Thursday, June 30

So technology was supposed to make our lives easier?

I had the pleasure of interning on the Hill in a Senate office during my sophomore year of college. September 11th had occurred the previous year, and the war on Iraq resolution was being debated. From afternoons spent in the mail room, I saw first hand the effect of the anthrax situation. The mail we received had been sent weeks, if not a month or two, before. Among my other responsibilities was sorting through faxes and e-mails, picking out ones that were "form letters" and separating them from actual constituent correspondence. Until you've personally spent hours of your day at such a task, there is no way to understand the sheer mass of correspondence a Senate office receives daily. My particular office chose to respond to all letters by snail mail, regardless of the form they originated in.

After I had been there a few months, I got "adopted" b a few of the LCs, which bumped me from mail room duty to drafting responses to constituent letters. I went in three days a week, and most days I would find e-mails in my in-folder that were at least 2 weeks old. By the time I got through with them and the LC revised them, I imagine a month would pass before a response was even ready to be mailed. I'm not sure whether my office was particularly bad at staying on top of correspondence, but if Dennis Johnson was right in his book, Congress Online, falling behind in mail is a fairly common problem on the Hill.

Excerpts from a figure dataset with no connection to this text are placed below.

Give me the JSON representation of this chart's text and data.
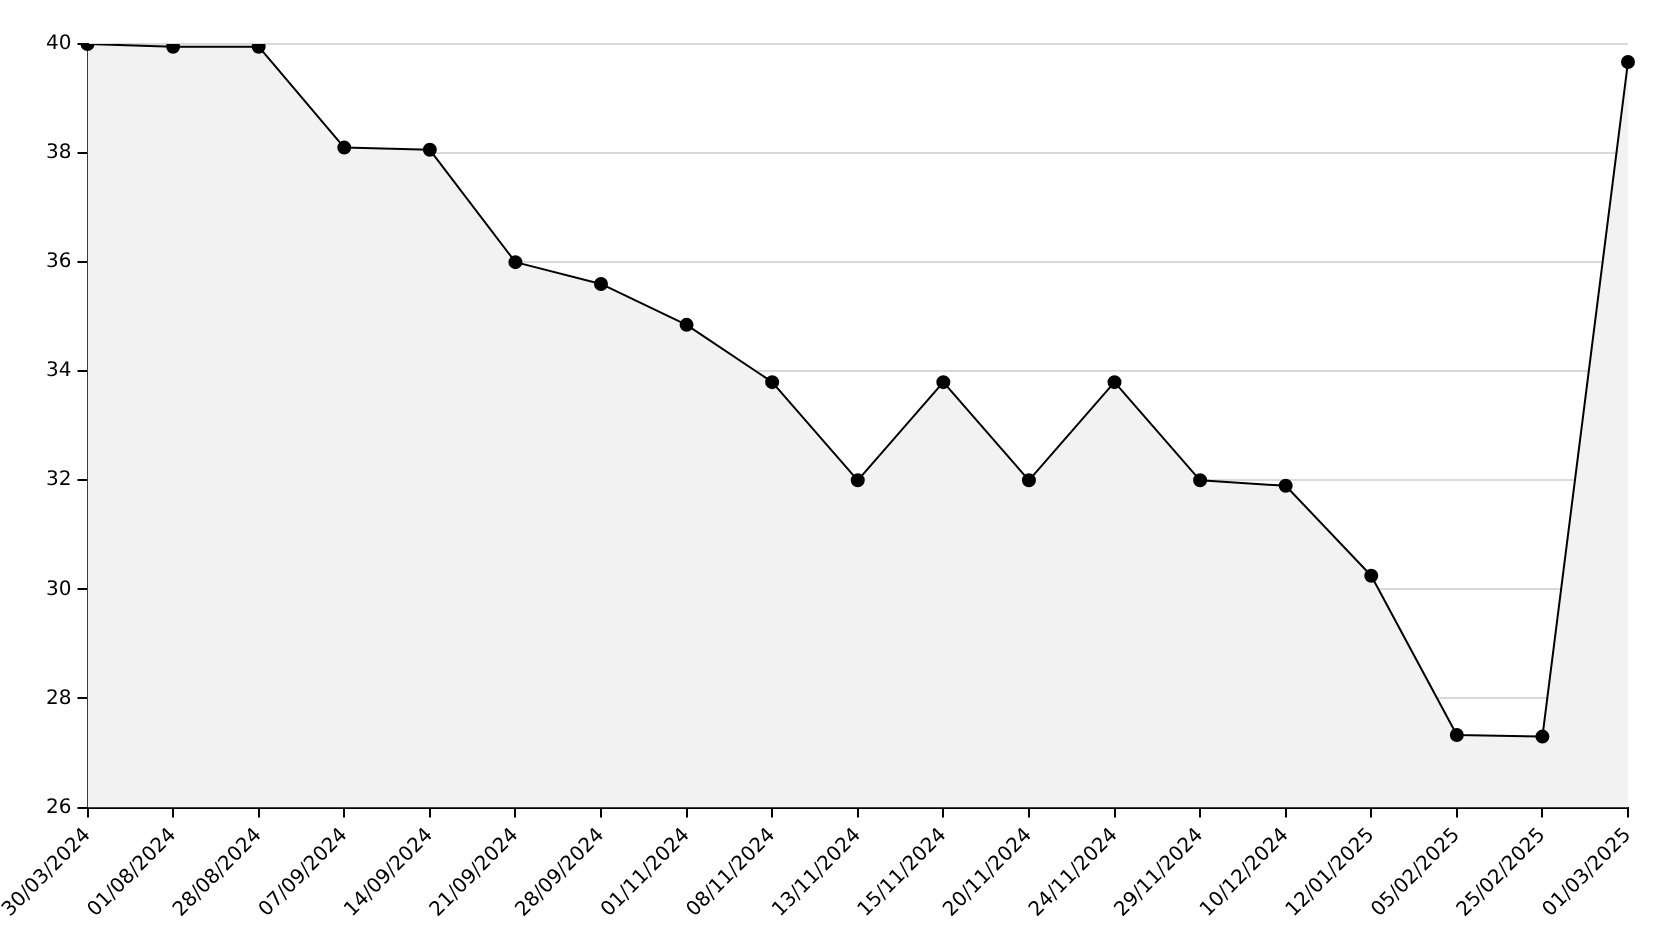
{
  "chart_data": {
    "type": "area",
    "categories": [
      "30/03/2024",
      "01/08/2024",
      "28/08/2024",
      "07/09/2024",
      "14/09/2024",
      "21/09/2024",
      "28/09/2024",
      "01/11/2024",
      "08/11/2024",
      "13/11/2024",
      "15/11/2024",
      "20/11/2024",
      "24/11/2024",
      "29/11/2024",
      "10/12/2024",
      "12/01/2025",
      "05/02/2025",
      "25/02/2025",
      "01/03/2025"
    ],
    "series": [
      {
        "color": "#000000",
        "values": [
          40,
          39.95,
          39.95,
          38.1,
          38.06,
          36,
          35.6,
          34.85,
          33.8,
          32,
          33.8,
          32,
          33.8,
          32,
          31.9,
          30.25,
          27.33,
          27.3,
          39.67
        ]
      }
    ],
    "ylim": [
      26,
      40
    ],
    "yticks": [
      26,
      28,
      30,
      32,
      34,
      36,
      38,
      40
    ],
    "grid": "y",
    "legend": false,
    "marker": "circle",
    "line_style": "solid"
  }
}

With more and more correspondence coming in electronically, I don't blame Congress for wanting to use filtering systems, so that they can give their interns and staff assistants tasks other than sorting through mail and given them substantial work. And more importantly, of course, so that their office can run more efficiently. However I, like Johnson, am a bit concerned that leaving the responsibility to technology is just asking for trouble. EchoMail, a system set up to automatically reply to e-mails based on keywords, may be efficient, but a couple of screw ups getting reported in the news, and good luck getting reelected.

I get MoveOn's e-mails, and I've seen the formats they provide in order to launch a cyber protest at a Congressman with whom they disagree. Unfortunately for Hill staffers, that's always going to be a problem with or without e-mail. E-mail just makes it that much easier for the young professional stuck in front of a computer all day to get involved. Good for democracy, bad for overworked, underpaid Hill staff.